Alrededor de dos horas en ruta directa. Las conexiones suman tiempo según la escala.
¿A qué aeropuerto debo volar para Florencia?
El aeropuerto de Florencia queda más cerca del centro. El aeropuerto de Pisa puede ofrecer buenas tarifas y un tren fácil a Florencia.
¿Es fácil usar el tranvía desde el aeropuerto de Florencia?
Sí. Señales claras. Trayecto rápido hasta la estación Santa Maria Novella. Compra el billete en la máquina y valídalo al subir.
¿Cuál es la mejor temporada para este viaje?
La primavera y el final del otoño se sienten amables por clima y afluencia. El verano trae días largos y más visitantes. El invierno trae ofertas y calles tranquilas.

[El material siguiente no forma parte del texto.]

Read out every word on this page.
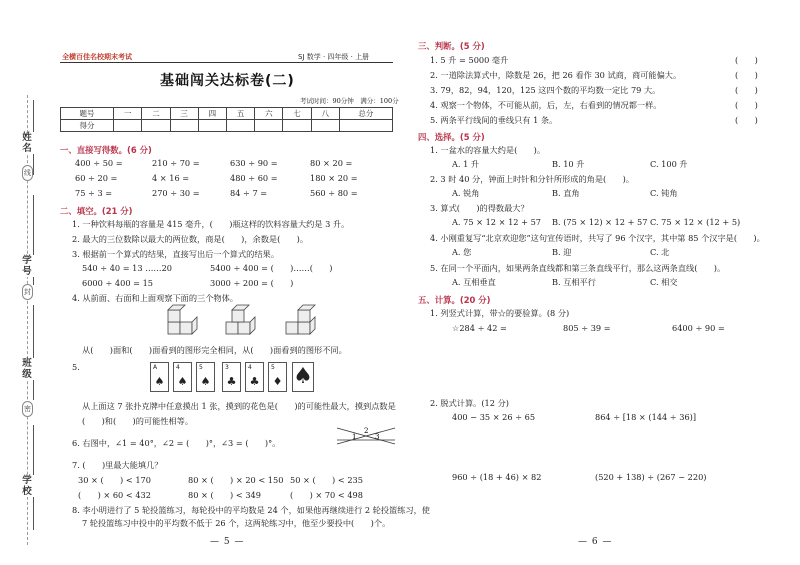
姓名
线
学号
封
班级
密
学校
全横百佳名校期末考试	SJ 数学 · 四年级 · 上册
基础闯关达标卷(二)
考试时间：90分钟　满分：100分
题号	一	二	三	四	五	六	七	八	总分
得分									
一、直接写得数。(6 分)
400 ÷ 50 =	210 ÷ 70 =	630 ÷ 90 =	80 × 20 =
60 ÷ 20 =	4 × 16 =	480 ÷ 60 =	180 × 20 =
75 ÷ 3 =	270 ÷ 30 =	84 ÷ 7 =	560 ÷ 80 =
二、填空。(21 分)
1. 一种饮料每瓶的容量是 415 毫升，(　　)瓶这样的饮料容量大约是 3 升。
2. 最大的三位数除以最大的两位数，商是(　　)，余数是(　　)。
3. 根据前一个算式的结果，直接写出后一个算式的结果。
540 ÷ 40 = 13 ……20	5400 ÷ 400 = (　　)……(　　)
6000 ÷ 400 = 15	3000 ÷ 200 = (　　)
4. 从前面、右面和上面观察下面的三个物体。
从(　　)面和(　　)面看到的图形完全相同，从(　　)面看到的图形不同。
5.	A
♠
4
♠
5
♠
3
♣
4
♣
5
♦ ♠
从上面这 7 张扑克牌中任意摸出 1 张，摸到的花色是(　　)的可能性最大，摸到点数是
(　　)和(　　)的可能性相等。
6. 右图中，∠1 = 40°，∠2 = (　　)°，∠3 = (　　)°。
1
2
3
7. (　　)里最大能填几？
30 × (　　) < 170	80 × (　　) × 20 < 150 50 × (　　) < 235
(　　) × 60 < 432	80 × (　　) < 349	(　　) × 70 < 498
8. 李小明进行了 5 轮投篮练习，每轮投中的平均数是 24 个，如果他再继续进行 2 轮投篮练习，使
7 轮投篮练习中投中的平均数不低于 26 个，这两轮练习中，他至少要投中(　　)个。
— 5 —
三、判断。(5 分)
1. 5 升 = 5000 毫升
2. 一道除法算式中，除数是 26，把 26 看作 30 试商，商可能偏大。
3. 79，82，94，120，125 这四个数的平均数一定比 79 大。
4. 观察一个物体，不可能从前，后，左，右看到的情况都一样。
5. 两条平行线间的垂线只有 1 条。
(　　)
(　　)
(　　)
(　　)
(　　)
四、选择。(5 分)
1. 一盆水的容量大约是(　　)。
A. 1 升	B. 10 升	C. 100 升
2. 3 时 40 分，钟面上时针和分针所形成的角是(　　)。
A. 锐角	B. 直角	C. 钝角
3. 算式(　　)的得数最大？
A. 75 × 12 × 12 + 57 B. (75 × 12) × 12 + 57 C. 75 × 12 × (12 + 5)
4. 小刚重复写“北京欢迎您”这句宣传语时，共写了 96 个汉字，其中第 85 个汉字是(　　)。
A. 您	B. 迎	C. 北
5. 在同一个平面内，如果两条直线都和第三条直线平行，那么这两条直线(　　)。
A. 互相垂直	B. 互相平行	C. 相交
五、计算。(20 分)
1. 列竖式计算，带☆的要验算。(8 分)
☆284 ÷ 42 =	805 ÷ 39 =	6400 ÷ 90 =
2. 脱式计算。(12 分)
400 − 35 × 26 ÷ 65	864 ÷ [18 × (144 ÷ 36)]
960 ÷ (18 + 46) × 82	(520 + 138) ÷ (267 − 220)
— 6 —
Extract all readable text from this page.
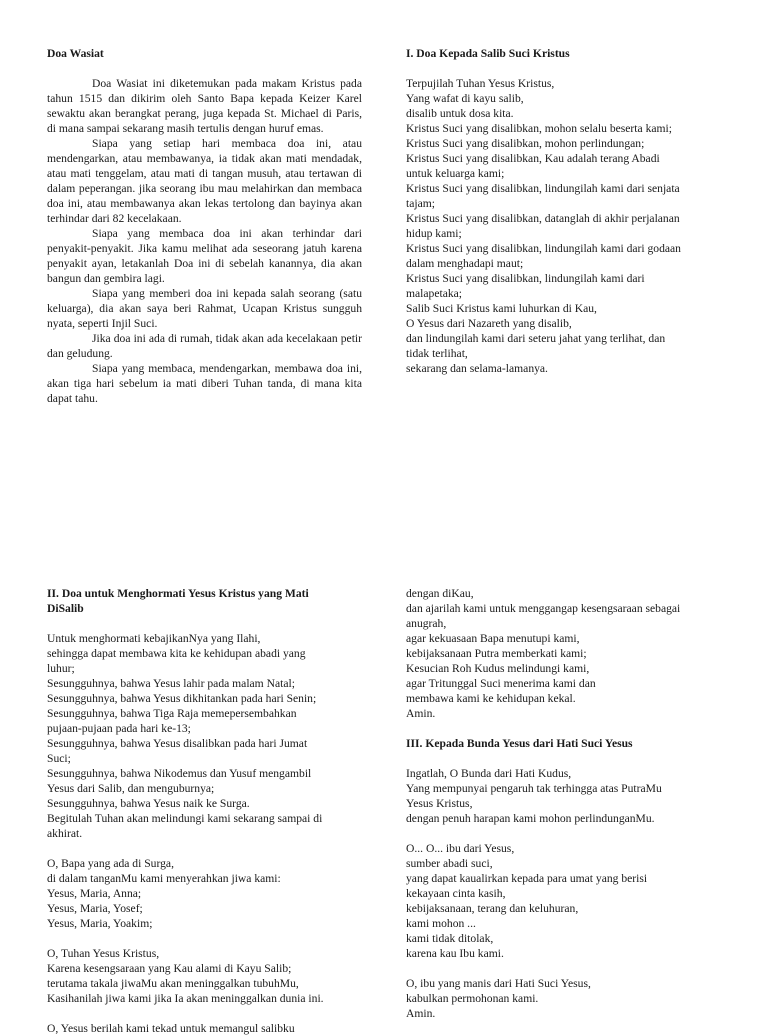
Doa Wasiat

Doa Wasiat ini diketemukan pada makam Kristus pada tahun 1515 dan dikirim oleh Santo Bapa kepada Keizer Karel sewaktu akan berangkat perang, juga kepada St. Michael di Paris, di mana sampai sekarang masih tertulis dengan huruf emas.

Siapa yang setiap hari membaca doa ini, atau mendengarkan, atau membawanya, ia tidak akan mati mendadak, atau mati tenggelam, atau mati di tangan musuh, atau tertawan di dalam peperangan. jika seorang ibu mau melahirkan dan membaca doa ini, atau membawanya akan lekas tertolong dan bayinya akan terhindar dari 82 kecelakaan.

Siapa yang membaca doa ini akan terhindar dari penyakit-penyakit. Jika kamu melihat ada seseorang jatuh karena penyakit ayan, letakanlah Doa ini di sebelah kanannya, dia akan bangun dan gembira lagi.

Siapa yang memberi doa ini kepada salah seorang (satu keluarga), dia akan saya beri Rahmat, Ucapan Kristus sungguh nyata, seperti Injil Suci.

Jika doa ini ada di rumah, tidak akan ada kecelakaan petir dan geludung.

Siapa yang membaca, mendengarkan, membawa doa ini, akan tiga hari sebelum ia mati diberi Tuhan tanda, di mana kita dapat tahu.

I. Doa Kepada Salib Suci Kristus
Terpujilah Tuhan Yesus Kristus,
Yang wafat di kayu salib,
disalib untuk dosa kita.
Kristus Suci yang disalibkan, mohon selalu beserta kami;
Kristus Suci yang disalibkan, mohon perlindungan;
Kristus Suci yang disalibkan, Kau adalah terang Abadi
untuk keluarga kami;
Kristus Suci yang disalibkan, lindungilah kami dari senjata
tajam;
Kristus Suci yang disalibkan, datanglah di akhir perjalanan
hidup kami;
Kristus Suci yang disalibkan, lindungilah kami dari godaan
dalam menghadapi maut;
Kristus Suci yang disalibkan, lindungilah kami dari
malapetaka;
Salib Suci Kristus kami luhurkan di Kau,
O Yesus dari Nazareth yang disalib,
dan lindungilah kami dari seteru jahat yang terlihat, dan
tidak terlihat,
sekarang dan selama-lamanya.
II. Doa untuk Menghormati Yesus Kristus yang Mati
DiSalib
Untuk menghormati kebajikanNya yang Ilahi,
sehingga dapat membawa kita ke kehidupan abadi yang
luhur;
Sesungguhnya, bahwa Yesus lahir pada malam Natal;
Sesungguhnya, bahwa Yesus dikhitankan pada hari Senin;
Sesungguhnya, bahwa Tiga Raja memepersembahkan
pujaan-pujaan pada hari ke-13;
Sesungguhnya, bahwa Yesus disalibkan pada hari Jumat
Suci;
Sesungguhnya, bahwa Nikodemus dan Yusuf mengambil
Yesus dari Salib, dan menguburnya;
Sesungguhnya, bahwa Yesus naik ke Surga.
Begitulah Tuhan akan melindungi kami sekarang sampai di
akhirat.
O, Bapa yang ada di Surga,
di dalam tanganMu kami menyerahkan jiwa kami:
Yesus, Maria, Anna;
Yesus, Maria, Yosef;
Yesus, Maria, Yoakim;
O, Tuhan Yesus Kristus,
Karena kesengsaraan yang Kau alami di Kayu Salib;
terutama takala jiwaMu akan meninggalkan tubuhMu,
Kasihanilah jiwa kami jika Ia akan meninggalkan dunia ini.
O, Yesus berilah kami tekad untuk memangul salibku
dengan diKau,
dan ajarilah kami untuk menggangap kesengsaraan sebagai
anugrah,
agar kekuasaan Bapa menutupi kami,
kebijaksanaan Putra memberkati kami;
Kesucian Roh Kudus melindungi kami,
agar Tritunggal Suci menerima kami dan
membawa kami ke kehidupan kekal.
Amin.
III. Kepada Bunda Yesus dari Hati Suci Yesus
Ingatlah, O Bunda dari Hati Kudus,
Yang mempunyai pengaruh tak terhingga atas PutraMu
Yesus Kristus,
dengan penuh harapan kami mohon perlindunganMu.
O... O... ibu dari Yesus,
sumber abadi suci,
yang dapat kaualirkan kepada para umat yang berisi
kekayaan cinta kasih,
kebijaksanaan, terang dan keluhuran,
kami mohon ...
kami tidak ditolak,
karena kau Ibu kami.
O, ibu yang manis dari Hati Suci Yesus,
kabulkan permohonan kami.
Amin.
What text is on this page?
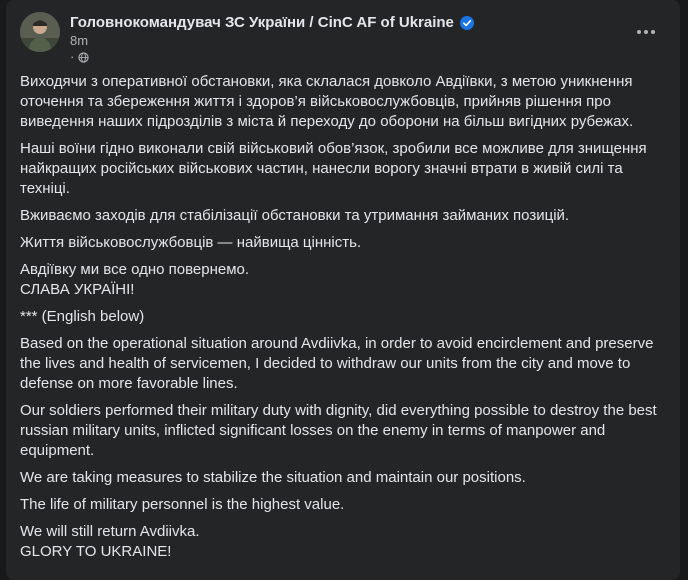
Головнокомандувач ЗС України / CinC AF of Ukraine
8m
·

Виходячи з оперативної обстановки, яка склалася довколо Авдіївки, з метою уникнення оточення та збереження життя і здоров’я військовослужбовців, прийняв рішення про виведення наших підрозділів з міста й переходу до оборони на більш вигідних рубежах.

Наші воїни гідно виконали свій військовий обов’язок, зробили все можливе для знищення найкращих російських військових частин, нанесли ворогу значні втрати в живій силі та техніці.

Вживаємо заходів для стабілізації обстановки та утримання займаних позицій.

Життя військовослужбовців — найвища цінність.

Авдіївку ми все одно повернемо.
СЛАВА УКРАЇНІ!

*** (English below)

Based on the operational situation around Avdiivka, in order to avoid encirclement and preserve the lives and health of servicemen, I decided to withdraw our units from the city and move to defense on more favorable lines.

Our soldiers performed their military duty with dignity, did everything possible to destroy the best russian military units, inflicted significant losses on the enemy in terms of manpower and equipment.

We are taking measures to stabilize the situation and maintain our positions.

The life of military personnel is the highest value.

We will still return Avdiivka.
GLORY TO UKRAINE!
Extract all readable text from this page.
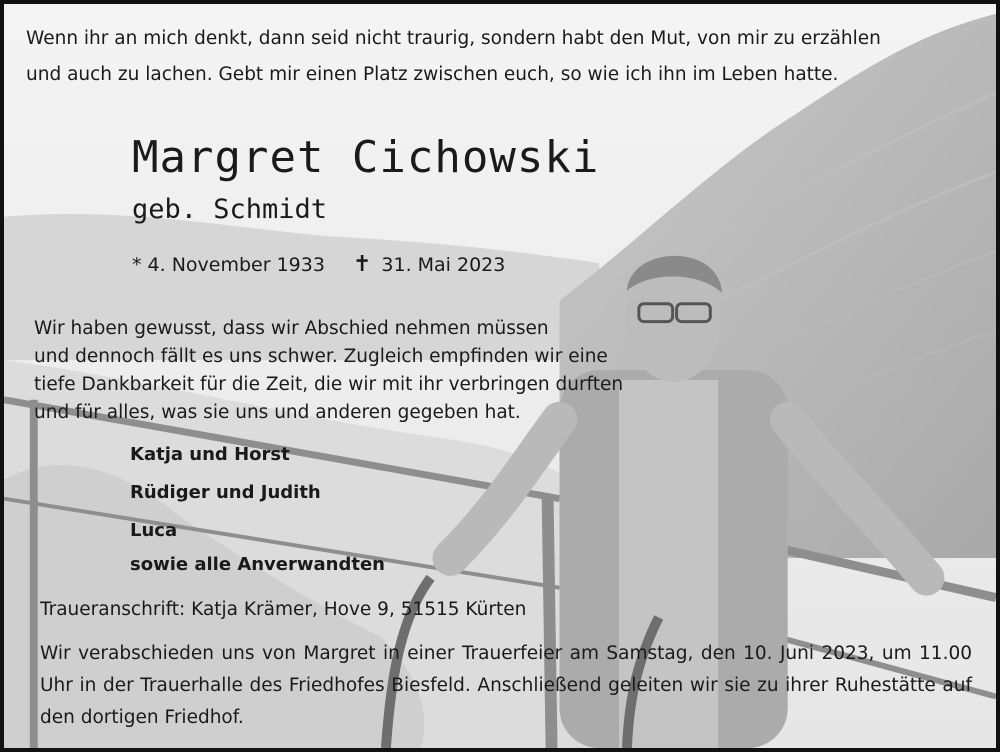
Wenn ihr an mich denkt, dann seid nicht traurig, sondern habt den Mut, von mir zu erzählen
und auch zu lachen. Gebt mir einen Platz zwischen euch, so wie ich ihn im Leben hatte.
Margret Cichowski
geb. Schmidt
* 4. November 1933 ✝ 31. Mai 2023
Wir haben gewusst, dass wir Abschied nehmen müssen
und dennoch fällt es uns schwer. Zugleich empfinden wir eine
tiefe Dankbarkeit für die Zeit, die wir mit ihr verbringen durften
und für alles, was sie uns und anderen gegeben hat.
Katja und Horst
Rüdiger und Judith
Luca
sowie alle Anverwandten
Traueranschrift: Katja Krämer, Hove 9, 51515 Kürten
Wir verabschieden uns von Margret in einer Trauerfeier am Samstag, den 10. Juni 2023, um 11.00 Uhr in der Trauerhalle des Friedhofes Biesfeld. Anschließend geleiten wir sie zu ihrer Ruhestätte auf den dortigen Friedhof.
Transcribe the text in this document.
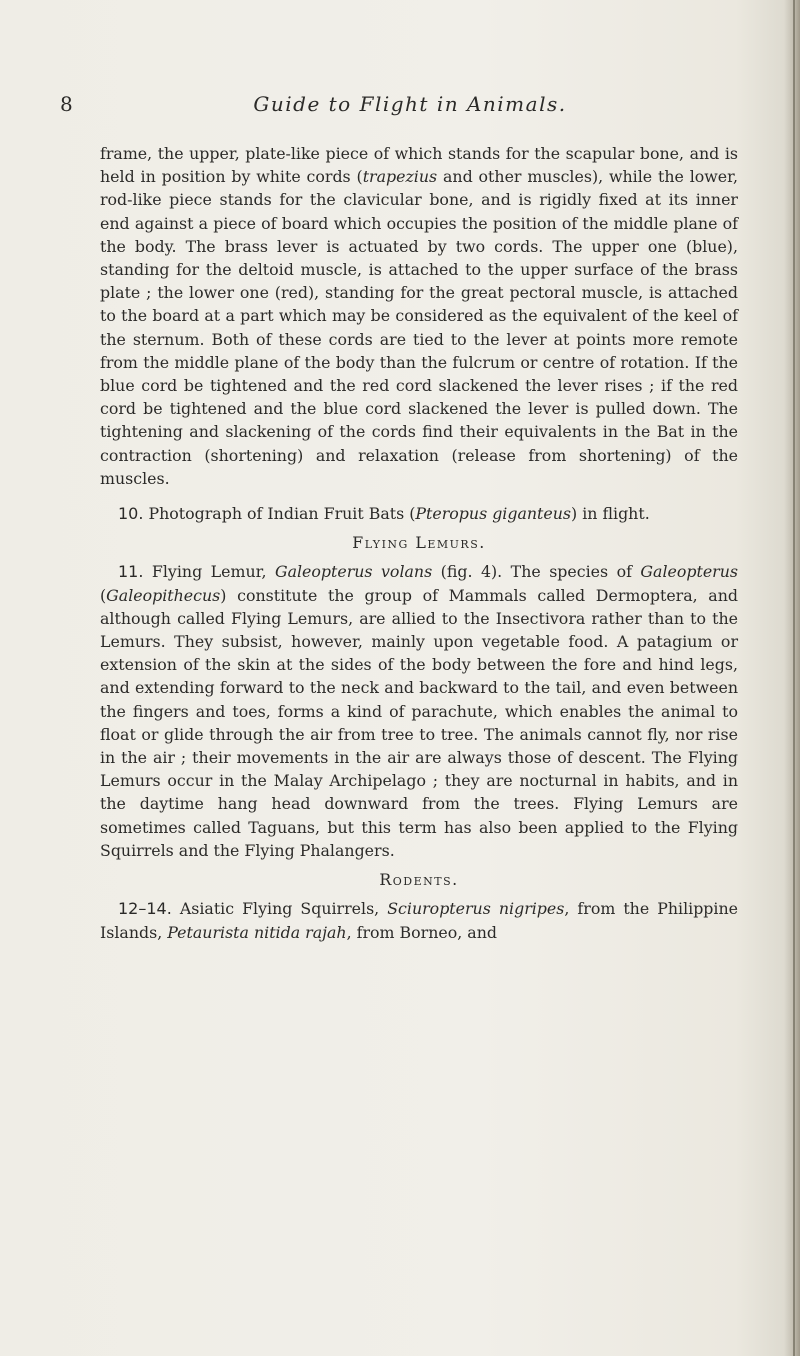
8	Guide to Flight in Animals.

frame, the upper, plate-like piece of which stands for the scapular bone, and is held in position by white cords (trapezius and other muscles), while the lower, rod-like piece stands for the clavicular bone, and is rigidly fixed at its inner end against a piece of board which occupies the position of the middle plane of the body. The brass lever is actuated by two cords. The upper one (blue), standing for the deltoid muscle, is attached to the upper surface of the brass plate ; the lower one (red), standing for the great pectoral muscle, is attached to the board at a part which may be considered as the equivalent of the keel of the sternum. Both of these cords are tied to the lever at points more remote from the middle plane of the body than the fulcrum or centre of rotation. If the blue cord be tightened and the red cord slackened the lever rises ; if the red cord be tightened and the blue cord slackened the lever is pulled down. The tightening and slackening of the cords find their equivalents in the Bat in the contraction (shortening) and relaxation (release from shortening) of the muscles.

10. Photograph of Indian Fruit Bats (Pteropus giganteus) in flight.

Flying Lemurs.

11. Flying Lemur, Galeopterus volans (fig. 4). The species of Galeopterus (Galeopithecus) constitute the group of Mammals called Dermoptera, and although called Flying Lemurs, are allied to the Insectivora rather than to the Lemurs. They subsist, however, mainly upon vegetable food. A patagium or extension of the skin at the sides of the body between the fore and hind legs, and extending forward to the neck and backward to the tail, and even between the fingers and toes, forms a kind of parachute, which enables the animal to float or glide through the air from tree to tree. The animals cannot fly, nor rise in the air ; their movements in the air are always those of descent. The Flying Lemurs occur in the Malay Archipelago ; they are nocturnal in habits, and in the daytime hang head downward from the trees. Flying Lemurs are sometimes called Taguans, but this term has also been applied to the Flying Squirrels and the Flying Phalangers.

Rodents.

12–14. Asiatic Flying Squirrels, Sciuropterus nigripes, from the Philippine Islands, Petaurista nitida rajah, from Borneo, and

¿Qué equipaje funciona mejor en Florencia?
Una mochila o un trolley pequeño va bien. Calles estrechas y escaleras aparecen a menudo. Viaja ligero y te moverás más rápido.
¿Puedo hacer una excursión de un día desde Florencia al campo toscano?
Sí. Trenes y tours salen con frecuencia. Siena, Lucca y los viñedos del Chianti están a mano.
¿Algún consejo para ahorrar en las tarifas?
Mira salidas entre semana. Compara llegar por Florencia y por Pisa. Las tarifas solo con equipaje de mano ayudan a bajar el coste.